To: George W. Bush
From: Endangered Species
RE: Thanks!
WASHINGTON
(AP) — Just six weeks before President-elect Barack Obama takes office,
the Bush administration issued revised endangered species regulations
Thursday to reduce the input of federal scientists and to block the law
from being used to fight global warming.
The changes, which will
go into effect in about 30 days, were completed in just four months.
But they could take Obama much longer to reverse.
They will
eliminate some of the mandatory, independent reviews that government
scientists have performed for 35 years on dams, power plants, timber
sales and other projects, a step that developers and other federal
agencies have blamed for delays and cost increases.
Sincerely, Multiple Endangered Species
PS: Know anything about this fabled Congressional Review Act?
(Via: The Daily Kos)
Changing the rules now just formalizes how the administration has been dealing with endangered species all along.

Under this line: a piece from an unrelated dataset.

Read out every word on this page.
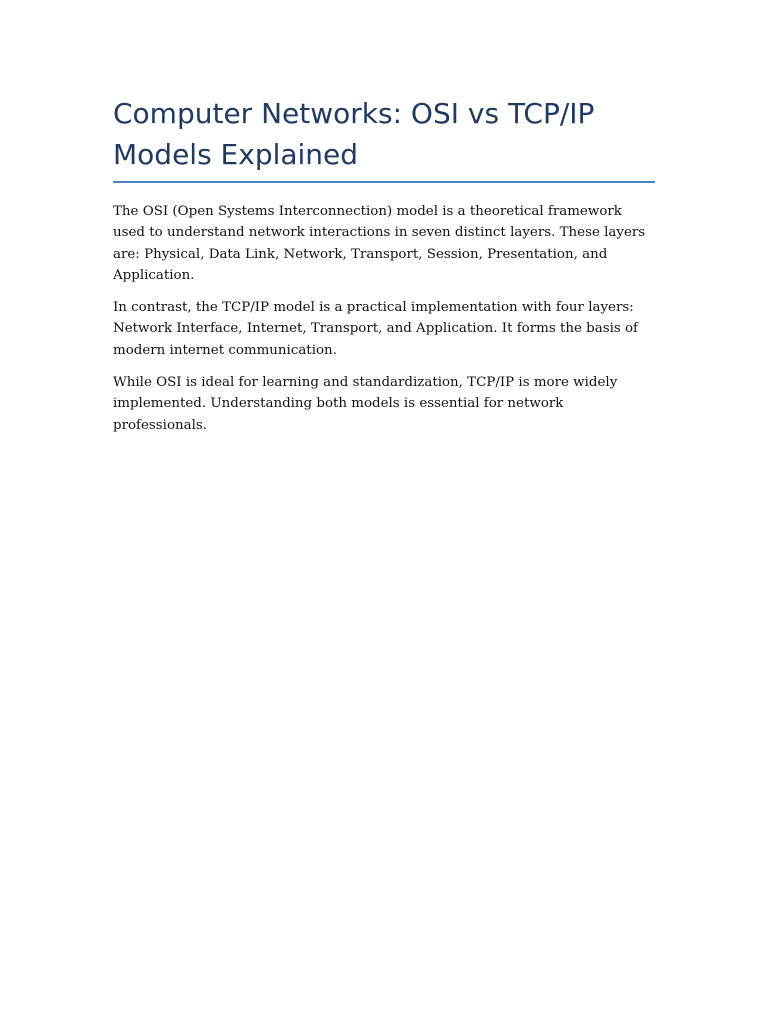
Computer Networks: OSI vs TCP/IP Models Explained

The OSI (Open Systems Interconnection) model is a theoretical framework used to understand network interactions in seven distinct layers. These layers are: Physical, Data Link, Network, Transport, Session, Presentation, and Application.

In contrast, the TCP/IP model is a practical implementation with four layers: Network Interface, Internet, Transport, and Application. It forms the basis of modern internet communication.

While OSI is ideal for learning and standardization, TCP/IP is more widely implemented. Understanding both models is essential for network professionals.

A high-ranking Interior Department official tainted nearly every
decision made on the protection of endangered species over five years,
a new inspector general report finds, concluding she exerted improper
political interference on many more rulings than previously thought.
Julie
MacDonald, a former deputy assistant secretary overseeing the Fish and
Wildlife Service, did pervasive harm to the department's morale and
integrity and may have risked the well-being of species with her
agenda, Interior Inspector General Earl Devaney said in his report out
Monday.
LINK (Via The A.P.)
Six pages of the report deal with MacDonald's influence on limiting Bull Trout habitat designation.